Suatu malam ketika
papa dan mama sedang berusaha menidurkanmu, kami melantunkan cerita-cerita yang
kadang-kadang ngalor ngidur.
Entah mengapa kalau
kami asyik bercerita maka dirimu akan hanyut terlelap di dalam kata-kata kami
yang mungkin tidak engkau mengerti. Hal itu terjadi setiap malam. Di kamar
kecil kita. Di dalam gelapnya kamar maka yang mengisi hanya semburan percakapan
kami.
Malam kemarin
tiba-tiba aku menceritakan tentang masa laluku pada papamu. Aku bercerita
tentang kisah roman ketika masih duduk di bangku kuliah. Di tahun pertama itu
ada seorang pria yang satu kelas denganku yang sepertinya tertarik padaku dan
mulai mendekati aku. Orangnya sangat baik. Setiap pulang bahkan dia menawarkan
untuk memegangi bukuku yang besarnya hamper sama seperti bantal. Walau aku
menolak, ia tetap bersikukuh, akhirnya saya biarkan saja dia membawa bukuku.

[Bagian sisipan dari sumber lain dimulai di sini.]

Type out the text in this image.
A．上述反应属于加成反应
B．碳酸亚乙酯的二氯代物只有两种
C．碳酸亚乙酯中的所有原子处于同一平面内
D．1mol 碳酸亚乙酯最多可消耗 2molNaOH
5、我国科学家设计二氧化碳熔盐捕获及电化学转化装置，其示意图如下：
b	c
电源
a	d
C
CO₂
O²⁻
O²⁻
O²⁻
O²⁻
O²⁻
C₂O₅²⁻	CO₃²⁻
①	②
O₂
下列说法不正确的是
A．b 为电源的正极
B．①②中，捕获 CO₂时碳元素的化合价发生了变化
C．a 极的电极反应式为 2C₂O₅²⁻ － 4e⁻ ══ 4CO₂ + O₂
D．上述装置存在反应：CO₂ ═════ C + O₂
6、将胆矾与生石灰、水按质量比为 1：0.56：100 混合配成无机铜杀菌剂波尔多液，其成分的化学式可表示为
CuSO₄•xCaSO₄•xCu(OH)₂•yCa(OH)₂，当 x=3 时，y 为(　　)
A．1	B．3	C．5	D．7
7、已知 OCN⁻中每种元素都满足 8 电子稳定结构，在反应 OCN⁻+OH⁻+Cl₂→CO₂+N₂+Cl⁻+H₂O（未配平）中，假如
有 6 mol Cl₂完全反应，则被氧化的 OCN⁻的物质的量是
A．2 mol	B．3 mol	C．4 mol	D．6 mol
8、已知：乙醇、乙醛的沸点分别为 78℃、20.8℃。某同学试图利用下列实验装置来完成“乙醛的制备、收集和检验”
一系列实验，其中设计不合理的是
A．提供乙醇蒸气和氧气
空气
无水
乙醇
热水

Sampai pada suatu waktu sebelum libur semester ia memintaku menjadi kekasihnya.
Aku bilang padanya untuk member aku waktu untuk berpikir.
Saat liburan tiba,
maka aku kembali ke rumah opung di Priuk. Saat senggang, aku bercerita mengenai
pria itu kepada opung boru dan meminta ijinnya apakah aku boleh menerima pria
itu sebagai pacarku. Opung boru tidak melarang dan membebaskan keputusanku.
“terserah” katanya.
Saat liburan telah
habis, tibalah kewajibanku untuk member jawaban pada pria itu. Setelah lama
kupikir-pikir aku memutuskan untuk tidak menerimanya dan memintanya untuk
menjadi teman yang baik saja. Hal itu karena sepertinya perasaanku kepadanya
belum cukup kuat. Aku sedikit menyesal saat itu karena telah mengecewakannya.
Pasti. Dan aku merasa bersalah karena sepertinya sudah memberi harapan padanya
selama ini.
“emang tuh salah
sudah memberi harapan,” kata papamu.
“iya, salah emang.
Kenapa emang bang? Pengalaman yah?” kataku. Kemudian papamu langsung tertawa
terbahak-bahak.
Lanjut cerita.
Kemudian beberapa bulan kemudian aku mendengar ia telah memiliki seorang pacar.
Dan aku merasa lega sekali saat mendengarnya. Setidak sedikit menghapus rasa
bersalahku.
“iya yah, orang
yang selama ini dekat eh malah ga jadi sama kita. Yang berjauhan malah jadi”
kata papamu yang merujuk pada kisah kami.
Kita memang tidak
pernah tahu jalan Tuhan. Dan sampai saat ini aku masih beryukur bisa
dipertemukan dengan papamu walau pada awal pertemuan kami, aku agak menghindar.
Setelah itu kami tak berkomunikasi untuk waktu yang cukup lama namun kemudian
kami berjumpa kembali di Jakarta dengan perasaan yang berbeda.